The Jazz.com Blog
June 05, 2008 · 2 comments
Earlier this week, jazz.com presented Tomas Peña’s account of day one at the Heineken JazzFest in Puerto Rico. Today we follow up with his review of JazzFest performances by the Pat Metheny Trio and the Fort Apache Band.
Saturday’s show was an historic event. It marked the first time Pat Metheny had performed in (or visited) Puerto Rico, and also represented a unique opportunity to see the Pat Metheny Trio and the Fort Apache Band on the same bill. As I met and spoke with many musicians and jazz aficionados, I learned that there are droves of Metheny fanatics in Puerto Rico. It seemed like every guitar player on the island felt compelled to show up.
The festivities commenced with Metheny performing on the baritone guitar ("Make Peace"), electric guitar (a lengthy improvisation on Antonio Carlos Jobim’s, "How Insensitive") and the Pikasso 1, a three-necked, 42-string, custom made guitar ("The Sound of Water"). For the remainder of the performance, bass player Christian Mc Bride and drummer Antonio Sanchez joined him onstage.
The Pat Metheny Trio is poetry in motion. From the outset it was obvious that each musician is a master in his own right, but it’s the camaraderie and telepathic virtuosity that comes from being on the road for five years that really grabs your attention.
The repertoire seamlessly weaved Metheny classics with newer material. Metheny played music from the trio’s recent Day Trip, as well as compositions from Still Life (Talking), 80/81, Bright Size Life and Question and Answer. In all, the trio took the audience on a musical journey that defied description or categorization. The music contained elements of jazz, bop, fusion Brazilian and folk music. But at the end of the day it was the high level of musicianship that towered over the material and captivated the audience.
In the end, the Trio received a well deserved standing ovation and demands for an encore, or as we say in Puerto Rico, Otra!, Otra! ("One More, One More!") The Pat Metheny Trio exceeded everyone’s expectations, including the many musicians who marveled at Metheny’s brilliance.
But this festival was about much more than featuring name acts from the mainland. Jerry Gonzalez and the Fort Apache Band were also on the bill. I offer my congratulations to the organizers of the Puerto Rico Heineken Jazz Festival for having the vision to honor Jerry and Andy Gonzalez, two living legends and Puerto Rican icons.
While Jerry’s trumpet and flugelhorn reflect the influence of Miles and Dizzy, he never strays far from his Puerto Rican roots. As he explained to The Detroit News, “I am bilingual, I speak Spanish and English. I can play the blues and I can play the rumba.” Bass player Andy Gonzalez is considered by many to be the premiere Latin (Puerto Rican) bass player on the planet. Suffice it to say the band's influence, individually and collectively, extends far beyond the boundaries of Latin and jazz.
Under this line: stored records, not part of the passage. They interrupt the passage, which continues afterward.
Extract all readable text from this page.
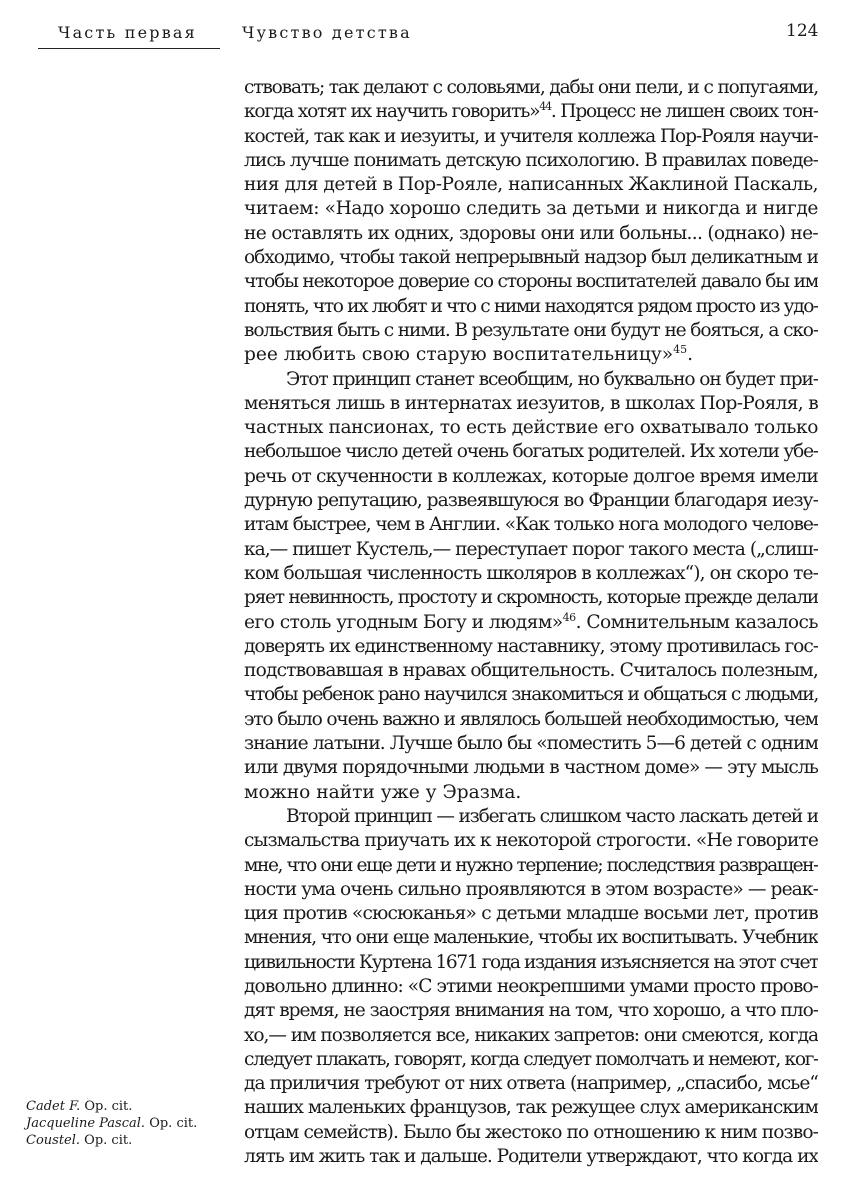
Часть первая	Чувство детства	124
ствовать; так делают с соловьями, дабы они пели, и с попугаями,
когда хотят их научить говорить»$^{44}$. Процесс не лишен своих тон-
костей, так как и иезуиты, и учителя коллежа Пор-Рояля научи-
лись лучше понимать детскую психологию. В правилах поведе-
ния для детей в Пор-Рояле, написанных Жаклиной Паскаль,
читаем: «Надо хорошо следить за детьми и никогда и нигде
не оставлять их одних, здоровы они или больны... (однако) не-
обходимо, чтобы такой непрерывный надзор был деликатным и
чтобы некоторое доверие со стороны воспитателей давало бы им
понять, что их любят и что с ними находятся рядом просто из удо-
вольствия быть с ними. В результате они будут не бояться, а ско-
рее любить свою старую воспитательницу»$^{45}$.
Этот принцип станет всеобщим, но буквально он будет при-
меняться лишь в интернатах иезуитов, в школах Пор-Рояля, в
частных пансионах, то есть действие его охватывало только
небольшое число детей очень богатых родителей. Их хотели убе-
речь от скученности в коллежах, которые долгое время имели
дурную репутацию, развеявшуюся во Франции благодаря иезу-
итам быстрее, чем в Англии. «Как только нога молодого челове-
ка,— пишет Кустель,— переступает порог такого места („слиш-
ком большая численность школяров в коллежах“), он скоро те-
ряет невинность, простоту и скромность, которые прежде делали
его столь угодным Богу и людям»$^{46}$. Сомнительным казалось
доверять их единственному наставнику, этому противилась гос-
подствовавшая в нравах общительность. Считалось полезным,
чтобы ребенок рано научился знакомиться и общаться с людьми,
это было очень важно и являлось большей необходимостью, чем
знание латыни. Лучше было бы «поместить 5—6 детей с одним
или двумя порядочными людьми в частном доме» — эту мысль
можно найти уже у Эразма.
Второй принцип — избегать слишком часто ласкать детей и
сызмальства приучать их к некоторой строгости. «Не говорите
мне, что они еще дети и нужно терпение; последствия развращен-
ности ума очень сильно проявляются в этом возрасте» — реак-
ция против «сюсюканья» с детьми младше восьми лет, против
мнения, что они еще маленькие, чтобы их воспитывать. Учебник
цивильности Куртена 1671 года издания изъясняется на этот счет
довольно длинно: «С этими неокрепшими умами просто прово-
дят время, не заостряя внимания на том, что хорошо, а что пло-
хо,— им позволяется все, никаких запретов: они смеются, когда
следует плакать, говорят, когда следует помолчать и немеют, ког-
да приличия требуют от них ответа (например, „спасибо, мсье“
наших маленьких французов, так режущее слух американским
отцам семейств). Было бы жестоко по отношению к ним позво-
лять им жить так и дальше. Родители утверждают, что когда их
Cadet F. Op. cit.
Jacqueline Pascal. Op. cit.
Coustel. Op. cit.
As always, The Fort Apache Band came to play. The sophistication of the band lies in their ability to bring a jazz flexibility to the Latin rhythm section and breathe new life into jazz classics. In keeping with that, Fort Apache breezed through Larry Willis’ "Nightfall," Art Blakey’s "United," Monk’s "Little Rootie Tootie" and a beautiful ballad by Duke Ellington.
Fort Apache’s music is always hip, uncompromising and unpredictable (think Miles and Machito rolled into one). Moreover, the success and historical relevance of the Fort Apache Band can be attributed, in large part, to its longevity and consistent line-up, which has been in place since 1990: Jerry, Andy, pianist Larry Willis, saxophonist Joe Ford, and drummer Steve Berrios. The evening’s festivities closed with an award ceremony and a scorching rendition of Pedro Flores’ "Obsesión."
At the concluding award ceremony, Jerry and Andy received a framed memento, artist Dennis Mario’s logo for this year’s festival. Tres player Nelson Gonzalez commented on Jerry and Andy’s influence on him as well as on many other artists who have gone on to become leaders in their own right: Dave Valentin, Hilton Ruiz and Arturo O’ Farrill, among others.
The Puerto Rico Heineken Jazz Festival is one of the most important festivals of its kind because of its “bi-cultural” approach to music, its ongoing commitment to music education, and the fact that it has and continues to pay homage to the greats: Mongo Santamaria, Tito Puente, Gato Barbieri, Poncho Sanchez, Arturo Sandoval, Chucho Valdez, Carlos Patato Valdez, and Chick Corea, to name a few. The festival is an annual event which has been traditionally been held during the last week in May for eighteen years.
For those of you who have not experienced The Puerto Rico Heineken Jazz Festival, I highly recommend it. Hope to see you in 2009!
This blog entry posted by Tomas Peña.